I discussed this with my good friend, Ron Lloyd, at Sun the next week and he asked, "What do you do that is different from what I do?" And like the fool that I am, I answered him. "Well,” I said, "If I have an idea I really want heard or implemented, I usually attribute it to a male colleague to give it gravitas." "Why would you do that?" Ron asked. "Because otherwise it will not get attention." I explained. I went on to tell him that in a one-on-one situation, if I had an idea or solution I would invoke a colleague who was not in the room. So I might say to Kevin Melia, "Jim Bean and I were talking and I think Jim said, 'fill in my idea here.'" Or if I have something I think is important in a staff meeting, I try to get the guy sitting next to me to pick up my idea so it will get attention.

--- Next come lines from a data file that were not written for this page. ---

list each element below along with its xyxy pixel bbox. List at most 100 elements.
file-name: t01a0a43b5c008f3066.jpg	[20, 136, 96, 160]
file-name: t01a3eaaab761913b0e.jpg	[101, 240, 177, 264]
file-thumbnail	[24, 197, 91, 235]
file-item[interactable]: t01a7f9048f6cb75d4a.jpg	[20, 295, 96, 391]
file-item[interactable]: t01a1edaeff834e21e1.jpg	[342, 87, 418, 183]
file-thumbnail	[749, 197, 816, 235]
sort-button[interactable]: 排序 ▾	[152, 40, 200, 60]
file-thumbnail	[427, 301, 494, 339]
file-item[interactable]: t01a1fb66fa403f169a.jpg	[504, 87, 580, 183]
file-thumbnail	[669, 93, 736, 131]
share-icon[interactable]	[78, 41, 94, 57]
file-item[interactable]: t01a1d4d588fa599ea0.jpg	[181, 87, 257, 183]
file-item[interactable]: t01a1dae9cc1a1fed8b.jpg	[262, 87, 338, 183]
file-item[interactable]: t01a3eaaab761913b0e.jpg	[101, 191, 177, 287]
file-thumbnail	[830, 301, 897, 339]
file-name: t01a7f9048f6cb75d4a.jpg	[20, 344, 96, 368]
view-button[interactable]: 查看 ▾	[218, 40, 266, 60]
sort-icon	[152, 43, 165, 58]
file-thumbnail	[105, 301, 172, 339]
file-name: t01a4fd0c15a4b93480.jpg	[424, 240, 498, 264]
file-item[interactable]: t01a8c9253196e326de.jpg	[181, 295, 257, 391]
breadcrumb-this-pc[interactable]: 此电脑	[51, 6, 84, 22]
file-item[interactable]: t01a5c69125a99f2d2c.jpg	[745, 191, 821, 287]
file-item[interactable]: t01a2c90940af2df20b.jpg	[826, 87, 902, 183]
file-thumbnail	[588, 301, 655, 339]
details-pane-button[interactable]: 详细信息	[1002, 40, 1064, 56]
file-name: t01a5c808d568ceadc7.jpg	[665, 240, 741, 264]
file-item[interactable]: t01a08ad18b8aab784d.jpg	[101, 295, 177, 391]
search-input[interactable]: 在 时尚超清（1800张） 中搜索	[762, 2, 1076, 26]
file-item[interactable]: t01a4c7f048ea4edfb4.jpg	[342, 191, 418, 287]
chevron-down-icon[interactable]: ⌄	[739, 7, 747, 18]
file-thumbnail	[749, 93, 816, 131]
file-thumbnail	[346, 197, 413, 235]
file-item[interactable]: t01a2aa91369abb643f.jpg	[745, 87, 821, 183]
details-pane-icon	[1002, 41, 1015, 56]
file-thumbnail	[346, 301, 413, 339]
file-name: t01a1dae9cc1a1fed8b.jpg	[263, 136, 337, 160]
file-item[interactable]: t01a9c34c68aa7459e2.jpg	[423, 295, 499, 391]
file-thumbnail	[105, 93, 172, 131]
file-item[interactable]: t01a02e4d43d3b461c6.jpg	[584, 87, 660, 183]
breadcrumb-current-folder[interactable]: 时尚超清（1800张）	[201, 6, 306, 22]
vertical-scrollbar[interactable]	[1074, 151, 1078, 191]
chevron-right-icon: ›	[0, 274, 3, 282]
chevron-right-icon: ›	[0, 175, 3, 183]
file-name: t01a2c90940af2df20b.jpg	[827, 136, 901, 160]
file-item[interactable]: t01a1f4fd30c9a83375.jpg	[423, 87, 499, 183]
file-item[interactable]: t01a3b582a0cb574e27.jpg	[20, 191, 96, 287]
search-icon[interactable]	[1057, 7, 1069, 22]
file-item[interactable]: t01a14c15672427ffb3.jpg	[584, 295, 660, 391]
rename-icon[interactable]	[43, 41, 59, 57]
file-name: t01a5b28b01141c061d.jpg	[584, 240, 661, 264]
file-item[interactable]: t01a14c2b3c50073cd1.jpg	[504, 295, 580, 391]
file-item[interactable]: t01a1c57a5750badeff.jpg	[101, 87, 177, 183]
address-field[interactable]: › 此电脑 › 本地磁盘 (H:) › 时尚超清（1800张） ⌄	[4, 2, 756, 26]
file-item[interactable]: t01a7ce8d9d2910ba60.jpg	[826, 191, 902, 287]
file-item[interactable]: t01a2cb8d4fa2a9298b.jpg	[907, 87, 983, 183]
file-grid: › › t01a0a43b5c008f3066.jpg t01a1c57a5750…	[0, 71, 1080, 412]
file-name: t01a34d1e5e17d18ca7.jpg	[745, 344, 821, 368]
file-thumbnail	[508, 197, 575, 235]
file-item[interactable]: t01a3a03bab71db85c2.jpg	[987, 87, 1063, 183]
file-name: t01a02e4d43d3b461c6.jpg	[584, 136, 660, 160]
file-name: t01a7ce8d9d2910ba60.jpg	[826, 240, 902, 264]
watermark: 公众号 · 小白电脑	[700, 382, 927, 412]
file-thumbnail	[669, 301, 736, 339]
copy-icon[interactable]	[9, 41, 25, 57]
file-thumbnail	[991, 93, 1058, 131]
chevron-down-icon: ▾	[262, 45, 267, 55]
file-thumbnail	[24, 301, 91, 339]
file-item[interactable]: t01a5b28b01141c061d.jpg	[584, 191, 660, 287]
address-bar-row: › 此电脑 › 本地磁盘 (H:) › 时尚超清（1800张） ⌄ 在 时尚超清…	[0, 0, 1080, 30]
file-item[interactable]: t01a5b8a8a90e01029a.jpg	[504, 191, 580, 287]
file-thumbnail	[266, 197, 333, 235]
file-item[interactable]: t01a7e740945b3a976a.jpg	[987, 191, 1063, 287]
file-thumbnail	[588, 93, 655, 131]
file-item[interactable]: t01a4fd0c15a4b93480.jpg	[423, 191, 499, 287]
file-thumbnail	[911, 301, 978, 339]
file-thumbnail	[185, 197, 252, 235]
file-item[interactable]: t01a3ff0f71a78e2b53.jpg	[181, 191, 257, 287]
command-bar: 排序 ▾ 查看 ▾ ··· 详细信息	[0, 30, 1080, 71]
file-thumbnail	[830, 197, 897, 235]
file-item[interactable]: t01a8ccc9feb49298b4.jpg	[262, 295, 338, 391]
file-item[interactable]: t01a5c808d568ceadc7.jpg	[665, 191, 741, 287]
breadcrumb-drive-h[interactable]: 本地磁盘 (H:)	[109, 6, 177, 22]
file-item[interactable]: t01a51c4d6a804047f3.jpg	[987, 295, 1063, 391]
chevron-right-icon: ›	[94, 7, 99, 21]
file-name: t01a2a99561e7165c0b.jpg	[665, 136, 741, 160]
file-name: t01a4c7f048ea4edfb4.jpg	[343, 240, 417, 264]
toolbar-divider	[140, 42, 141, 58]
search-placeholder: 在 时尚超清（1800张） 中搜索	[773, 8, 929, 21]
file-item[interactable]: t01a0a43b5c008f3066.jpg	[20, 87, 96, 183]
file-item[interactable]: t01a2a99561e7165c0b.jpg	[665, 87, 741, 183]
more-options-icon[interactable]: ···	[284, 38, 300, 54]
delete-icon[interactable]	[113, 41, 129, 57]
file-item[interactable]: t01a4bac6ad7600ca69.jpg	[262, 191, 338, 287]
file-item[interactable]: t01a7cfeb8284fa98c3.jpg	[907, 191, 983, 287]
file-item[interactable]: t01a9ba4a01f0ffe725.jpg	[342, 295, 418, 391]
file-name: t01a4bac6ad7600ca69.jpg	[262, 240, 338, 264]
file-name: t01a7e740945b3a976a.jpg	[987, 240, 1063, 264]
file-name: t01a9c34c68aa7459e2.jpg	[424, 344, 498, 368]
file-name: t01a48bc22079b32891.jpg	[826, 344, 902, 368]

Ron did not believe me. Sweet man that he is, he thought I had a lot of influence and did not buy that I sacrificed credit for ideas just to get things done. So, we agreed to an experiment. At the next meeting of the senior management of the World Wide Operations team, he was going to pay attention to the responses I got when I offered ideas and then he would offer the exact same idea within a couple of minutes.
You know what happened. On at least three occasions in the first hour of the WWOPS meeting I suggested something or offered an opinion and no one responded at all. Within a minute or two of my offering being ignored, Ron would suggest the same thing, literally quoting me word-for-word and, what do you know, the group would engage, consider and discuss Ron's offering. The first time Ron raised an eyebrow at me in surprise, the second time he seemed amused, but the third time it happened he looked at me with such pity that I realized I had made an enormous blunder by ever revealing the behavior.
I had thought I was clever and resourceful, doing what was needed to get things done and not be too demanding of my male colleagues, by making them actually hear me.
My husband and teenage son, on the other hand, were always appalled by how I had to work and how I was treated as a woman in that world.
Don't misunderstand, I never had any illusions of being a CEO, but my secret thoughts of one day moving beyond a VP of HR title (a suitable job for a woman) ended when Ron understood how I survived. I realized that my husband and son were right to be appalled. So, while I might have been up to the fight, the men in my family could never bear to witness it. Kem and Andy had long referred to my role, as the "corporate mistress," meaning none of the men in my career would ever acknowledge my contributions in public. I had found that amusing. But now, as I looked at my corporate life through their and Ron's eyes, I was humiliated and mortified by what I had tolerated.
My family could never have withstood any greater ambitions than those I have accomplished. Even with those early subservient behaviors, I have been called my share of unflattering names during my career. But Kem and our son, Andy would never have survived anyone calling me the names the Joans get called everyday.
I abandoned those give-the-credit-to-someone-else-behaviors long ago. I learned how to be heard and did not have to become shrill or screeching. Actually, I learned to slow down, speak more quietly and try to be the last to speak on any topic. Do I always get credit? Nope. But as a consultant, I now bill for the hours I am in the background.
Every woman ever burned at the stake was first ignored and then called a name: witch, heretic, bitch, etc. etc. Every time someone hurls an epitaph at a Joan they are laying pavement on her walk to the pyre.
So, I root for the Joans. I root for those women who have both the talent and the stamina to contend not only with the competition, but also with the unrelenting misogyny of our America culture as it relates to women in business.
I admire their grit, their gonads and their grace. And I mourn whenever one goes up in smoke.